BRASIL – Professora aposentada cai em golpe bancário e perde R$180 mil em fraude eletrônica após ligação de suposto gerente.
Tudo começou quando Maria Zélia recebeu uma ligação de um suposto gerente bancário, que a alertou sobre supostas transações suspeitas em sua conta. Amplamente preocupada com a situação, a vítima seguiu as instruções do falso gerente, que a instruiu a entregar seus cartões de crédito e débito e seu telefone celular para exame em uma agência localizada a quase 18 quilômetros de sua casa. A vítima foi persuadida pelo golpista a fornecer os cartões e o celular, acreditando que isso resolveria a situação.

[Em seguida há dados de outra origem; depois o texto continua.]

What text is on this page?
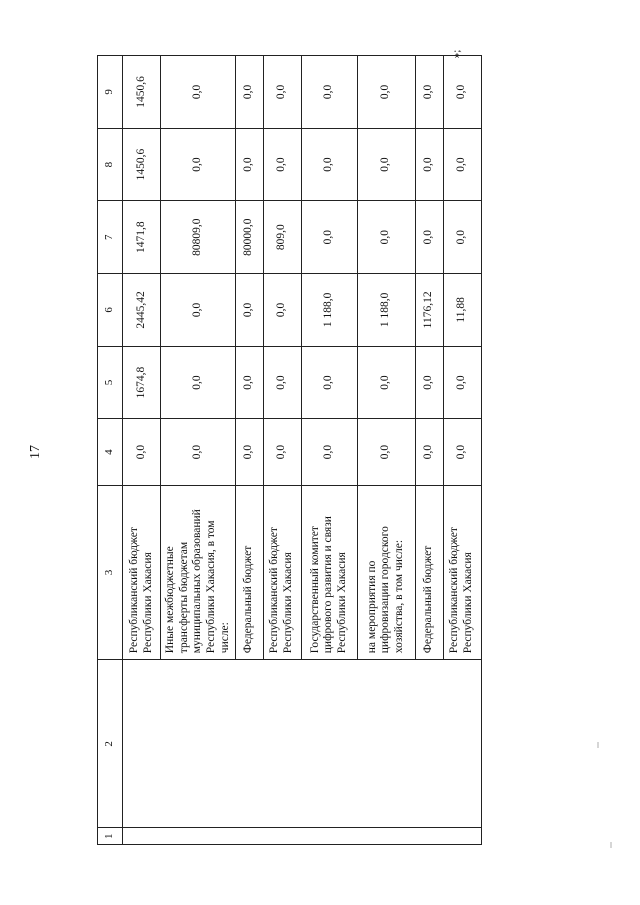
17
»;
1	2	3	4	5	6	7	8	9
		Республиканский бюджет Республики Хакасия	0,0	1674,8	2445,42	1471,8	1450,6	1450,6
		Иные межбюджетные трансферты бюджетам муниципальных образований Республики Хакасия, в том числе:	0,0	0,0	0,0	80809,0	0,0	0,0
		Федеральный бюджет	0,0	0,0	0,0	80000,0	0,0	0,0
		Республиканский бюджет Республики Хакасия	0,0	0,0	0,0	809,0	0,0	0,0
		Государственный комитет цифрового развития и связи Республики Хакасия	0,0	0,0	1 188,0	0,0	0,0	0,0
		на мероприятия по цифровизации городского хозяйства, в том числе:	0,0	0,0	1 188,0	0,0	0,0	0,0
		Федеральный бюджет	0,0	0,0	1176,12	0,0	0,0	0,0
		Республиканский бюджет Республики Хакасия	0,0	0,0	11,88	0,0	0,0	0,0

No entanto, uma vez entregues os cartões e o telefone, a vítima percebeu que havia caído em um golpe. Ao tentar bloquear seus cartões e aplicativos, Maria Zélia descobriu que o estrago já estava feito. As transações fraudulentas resultaram em um prejuízo financeiro significativo para a vítima, que soma transferências via PIX, saques indevidos, compras com os cartões e empréstimos consignados concedidos pelos bancos.
Este tipo de fraude tem se tornado cada vez mais comum, de acordo com a Federação Brasileira de Bancos (Febraban). No entanto, mesmo com os crescentes casos, as autoridades ainda não conseguiram conter eficazmente esse tipo de crime. Dados do Banco Central mostram que, em 2022, a Polícia Federal realizou mais de 50 operações de combate a fraudes eletrônicas, resultando em mais de 100 prisões preventivas e mais de 60 prisões temporárias.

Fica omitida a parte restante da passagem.